#include <iostream>
#include <string>
#include <vector>
#include <stack>
#include <queue>
#include <deque>
#include <set>
#include <map>
#include <algorithm>
#include <sstream>
#include <utility>
#include <cstring>
#include <cstdio>
#include <cstdlib>
#include <cmath>
#include <cctype>
#define CLOSE() ios::sync_with_stdio(false)
#define CLEAR(a, b) memset(a, b, sizeof(a))
#define IN() freopen("in.txt", "r", stdin)

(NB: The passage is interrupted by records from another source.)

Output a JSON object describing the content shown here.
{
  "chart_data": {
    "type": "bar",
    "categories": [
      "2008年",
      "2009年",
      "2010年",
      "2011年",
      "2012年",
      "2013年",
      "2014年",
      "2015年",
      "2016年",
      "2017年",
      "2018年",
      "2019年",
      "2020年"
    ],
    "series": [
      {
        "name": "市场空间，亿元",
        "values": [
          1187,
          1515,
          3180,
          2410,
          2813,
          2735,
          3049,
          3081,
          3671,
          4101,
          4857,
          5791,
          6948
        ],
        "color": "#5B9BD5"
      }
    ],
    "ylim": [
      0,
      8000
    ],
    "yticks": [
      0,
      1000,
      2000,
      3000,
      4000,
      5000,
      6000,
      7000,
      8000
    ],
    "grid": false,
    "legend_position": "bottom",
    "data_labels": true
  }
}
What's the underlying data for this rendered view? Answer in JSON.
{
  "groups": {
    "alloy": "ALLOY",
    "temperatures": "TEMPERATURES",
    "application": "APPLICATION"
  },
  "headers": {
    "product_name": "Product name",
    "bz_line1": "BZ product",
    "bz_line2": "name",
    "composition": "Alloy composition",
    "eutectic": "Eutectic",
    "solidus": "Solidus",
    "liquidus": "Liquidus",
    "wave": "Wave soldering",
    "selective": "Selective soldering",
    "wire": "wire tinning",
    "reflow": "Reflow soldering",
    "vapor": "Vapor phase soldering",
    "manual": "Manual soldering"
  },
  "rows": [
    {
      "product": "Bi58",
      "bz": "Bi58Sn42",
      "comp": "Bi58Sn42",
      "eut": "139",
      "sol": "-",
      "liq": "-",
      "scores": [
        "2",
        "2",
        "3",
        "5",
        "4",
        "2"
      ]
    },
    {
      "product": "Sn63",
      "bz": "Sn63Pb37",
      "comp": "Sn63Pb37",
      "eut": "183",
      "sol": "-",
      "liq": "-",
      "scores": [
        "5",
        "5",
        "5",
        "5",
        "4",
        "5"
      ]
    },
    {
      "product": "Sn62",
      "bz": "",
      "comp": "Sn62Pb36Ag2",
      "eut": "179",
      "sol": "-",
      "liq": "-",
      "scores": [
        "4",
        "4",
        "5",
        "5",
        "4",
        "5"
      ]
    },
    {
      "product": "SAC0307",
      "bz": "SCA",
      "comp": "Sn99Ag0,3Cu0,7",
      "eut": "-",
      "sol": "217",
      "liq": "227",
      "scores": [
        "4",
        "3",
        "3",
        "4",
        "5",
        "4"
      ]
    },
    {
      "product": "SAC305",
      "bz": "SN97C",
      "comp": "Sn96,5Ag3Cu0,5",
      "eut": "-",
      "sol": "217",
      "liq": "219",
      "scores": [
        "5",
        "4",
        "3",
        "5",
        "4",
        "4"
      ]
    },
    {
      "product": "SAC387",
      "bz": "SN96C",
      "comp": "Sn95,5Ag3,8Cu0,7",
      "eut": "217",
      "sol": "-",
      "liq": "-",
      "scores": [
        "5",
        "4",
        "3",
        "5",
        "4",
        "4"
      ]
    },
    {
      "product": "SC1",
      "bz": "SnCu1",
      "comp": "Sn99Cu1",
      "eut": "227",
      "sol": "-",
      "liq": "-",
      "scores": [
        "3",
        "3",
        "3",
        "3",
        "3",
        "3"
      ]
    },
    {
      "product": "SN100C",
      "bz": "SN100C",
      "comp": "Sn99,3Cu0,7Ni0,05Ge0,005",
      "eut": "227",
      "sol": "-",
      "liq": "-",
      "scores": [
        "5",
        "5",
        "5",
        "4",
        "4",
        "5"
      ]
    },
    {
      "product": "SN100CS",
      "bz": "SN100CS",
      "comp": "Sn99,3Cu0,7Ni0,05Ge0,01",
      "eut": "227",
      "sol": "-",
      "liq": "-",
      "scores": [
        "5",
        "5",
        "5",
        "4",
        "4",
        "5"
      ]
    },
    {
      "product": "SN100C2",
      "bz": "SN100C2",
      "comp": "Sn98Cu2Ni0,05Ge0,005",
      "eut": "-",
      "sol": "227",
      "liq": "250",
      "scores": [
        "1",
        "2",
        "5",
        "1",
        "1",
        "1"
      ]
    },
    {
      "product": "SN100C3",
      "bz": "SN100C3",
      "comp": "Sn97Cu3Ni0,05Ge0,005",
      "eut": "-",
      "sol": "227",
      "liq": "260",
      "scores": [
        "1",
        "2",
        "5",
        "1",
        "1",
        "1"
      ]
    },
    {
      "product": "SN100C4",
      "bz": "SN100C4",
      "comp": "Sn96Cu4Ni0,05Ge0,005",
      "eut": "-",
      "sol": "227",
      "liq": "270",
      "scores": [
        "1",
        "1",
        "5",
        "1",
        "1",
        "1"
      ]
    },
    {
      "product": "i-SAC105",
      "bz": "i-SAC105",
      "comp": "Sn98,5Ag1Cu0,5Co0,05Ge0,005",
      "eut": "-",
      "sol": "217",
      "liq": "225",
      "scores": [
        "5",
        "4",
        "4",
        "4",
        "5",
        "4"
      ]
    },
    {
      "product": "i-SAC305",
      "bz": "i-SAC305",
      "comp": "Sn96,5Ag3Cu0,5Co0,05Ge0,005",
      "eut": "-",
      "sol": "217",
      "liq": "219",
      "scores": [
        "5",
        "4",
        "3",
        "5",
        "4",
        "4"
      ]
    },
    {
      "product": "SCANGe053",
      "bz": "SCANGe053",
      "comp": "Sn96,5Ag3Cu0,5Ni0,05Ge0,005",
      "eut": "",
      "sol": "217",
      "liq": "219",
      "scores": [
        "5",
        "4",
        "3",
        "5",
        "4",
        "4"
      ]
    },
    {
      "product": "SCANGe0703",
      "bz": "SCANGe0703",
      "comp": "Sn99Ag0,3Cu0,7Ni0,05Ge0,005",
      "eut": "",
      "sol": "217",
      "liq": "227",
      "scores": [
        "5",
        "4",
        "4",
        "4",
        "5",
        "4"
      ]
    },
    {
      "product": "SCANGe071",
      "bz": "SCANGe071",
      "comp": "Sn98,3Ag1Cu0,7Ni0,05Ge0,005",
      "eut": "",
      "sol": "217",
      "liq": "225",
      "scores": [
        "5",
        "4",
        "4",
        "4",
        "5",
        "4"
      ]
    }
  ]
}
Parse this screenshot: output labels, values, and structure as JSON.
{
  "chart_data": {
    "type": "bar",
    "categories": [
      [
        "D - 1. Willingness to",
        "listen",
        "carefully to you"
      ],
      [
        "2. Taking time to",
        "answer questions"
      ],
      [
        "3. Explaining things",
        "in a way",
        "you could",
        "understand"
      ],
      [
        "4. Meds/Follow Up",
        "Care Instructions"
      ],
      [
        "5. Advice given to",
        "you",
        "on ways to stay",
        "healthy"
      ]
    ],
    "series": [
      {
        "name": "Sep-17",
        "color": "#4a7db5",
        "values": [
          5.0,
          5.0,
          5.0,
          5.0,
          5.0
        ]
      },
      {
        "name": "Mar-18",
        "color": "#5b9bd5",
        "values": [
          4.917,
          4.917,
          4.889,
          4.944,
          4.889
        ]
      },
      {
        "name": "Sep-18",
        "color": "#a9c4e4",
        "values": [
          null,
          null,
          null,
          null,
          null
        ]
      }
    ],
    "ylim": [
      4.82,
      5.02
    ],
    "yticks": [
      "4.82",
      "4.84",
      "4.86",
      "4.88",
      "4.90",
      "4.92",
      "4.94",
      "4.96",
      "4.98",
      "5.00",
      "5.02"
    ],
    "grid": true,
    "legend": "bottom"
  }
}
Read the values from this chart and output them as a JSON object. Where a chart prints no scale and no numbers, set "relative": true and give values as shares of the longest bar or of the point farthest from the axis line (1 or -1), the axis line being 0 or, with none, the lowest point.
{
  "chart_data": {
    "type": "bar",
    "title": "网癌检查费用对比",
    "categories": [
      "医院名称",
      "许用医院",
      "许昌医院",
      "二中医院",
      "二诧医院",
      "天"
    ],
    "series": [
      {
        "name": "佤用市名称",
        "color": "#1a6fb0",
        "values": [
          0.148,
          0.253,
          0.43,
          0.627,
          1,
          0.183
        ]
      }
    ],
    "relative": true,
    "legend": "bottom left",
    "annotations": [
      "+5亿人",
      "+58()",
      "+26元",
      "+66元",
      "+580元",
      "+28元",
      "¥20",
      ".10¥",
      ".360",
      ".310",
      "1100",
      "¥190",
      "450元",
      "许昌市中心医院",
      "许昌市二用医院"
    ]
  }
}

#define OUT() freopen("out.txt", "w", stdout)
const int maxn = 1000005;
using LL = long long;
using UI = unsigned int;
using namespace std;
//------------------------------------------------------------------------------------------//
//真不愧是渣啊,,水题a半天。
//暴力打表法
int a[maxn], b[maxn], c[maxn];
//a,b,c分别用来记录一个数是否为素数,存储素数,记录素数在表中的位置
int main() {
int cnt = 1;
b[0] = 1;
for (LL i = 2; i < maxn; ++i) {
if (!a[i]) {
b[cnt++] = i;
c[i] = cnt - 1;
for (LL j = i * i; j < maxn; j += i) a[j] = 1;
//i*i会爆int即使改了j由于i*i是由i的类型决定的,所以i也要为LL,比较水的
}
}
int n;
while (scanf("%d", &n) == 1) {
int maxfac = 0;
int t = sqrt(n) + 1;
for (int i = 1; b[i] <= t; i++) {
if (n % b[i] == 0) {
if(i > maxfac) maxfac = i;
while(n % b[i] == 0) n /= b[i];
}
}
if(n == 1) printf("%d\n", maxfac);
else printf("%d\n", c[n]);
//若进行了sqrt(n)+1内的循环后仍不唯一,那剩下的必定素数。
}
return 0;
}
//看了下别人的题解,原来直接打表时就可以记录下每个合数的最大素因子啦。
int main() {
int cnt = 0;
for (int i = 2; i < maxn; ++i) {
if (!c[i]) {
cnt++;
//合数会被重复赋值从而最终记录下最后赋值也就是最大素因子的下表
for (int j = i; j < maxn; j += i) c[j] = cnt;
}
}
int n;
while (scanf("%d", &n) == 1) printf("%d\n", c[n]);
return 0;
}
//看了看线性筛法
int main() {
int cnt = 1;
b[0] = 1;
for (LL i = 2; i < maxn; ++i) {
if (!a[i]) {
b[cnt++] = i;
c[i] = cnt - 1;
//cout << i << endl;
}
for (int j = 1; j < cnt && i * b[j] < maxn; ++j) {
a[i * b[j]] = 1;
//合数 = 他的最小质因子 * 合数 || 质数 * 质数;
if (i % b[j] == 0) break;
//保证前者
//至于为啥这样就没有遗漏了,,下次再补上理论吧。
}
}
int n;
while (scanf("%d", &n) == 1) {
int maxfacn = 0;
int t = sqrt(n) + 1;
for (int i = 1; b[i] <= t; ++i) {
if (n % b[i] == 0) {
maxfacn = i;
while(n % b[i] == 0) n /= b[i];
}
}
if (n == 1) printf("%d\n", maxfacn);
else printf("%d\n", c[n]);
}
return 0;
}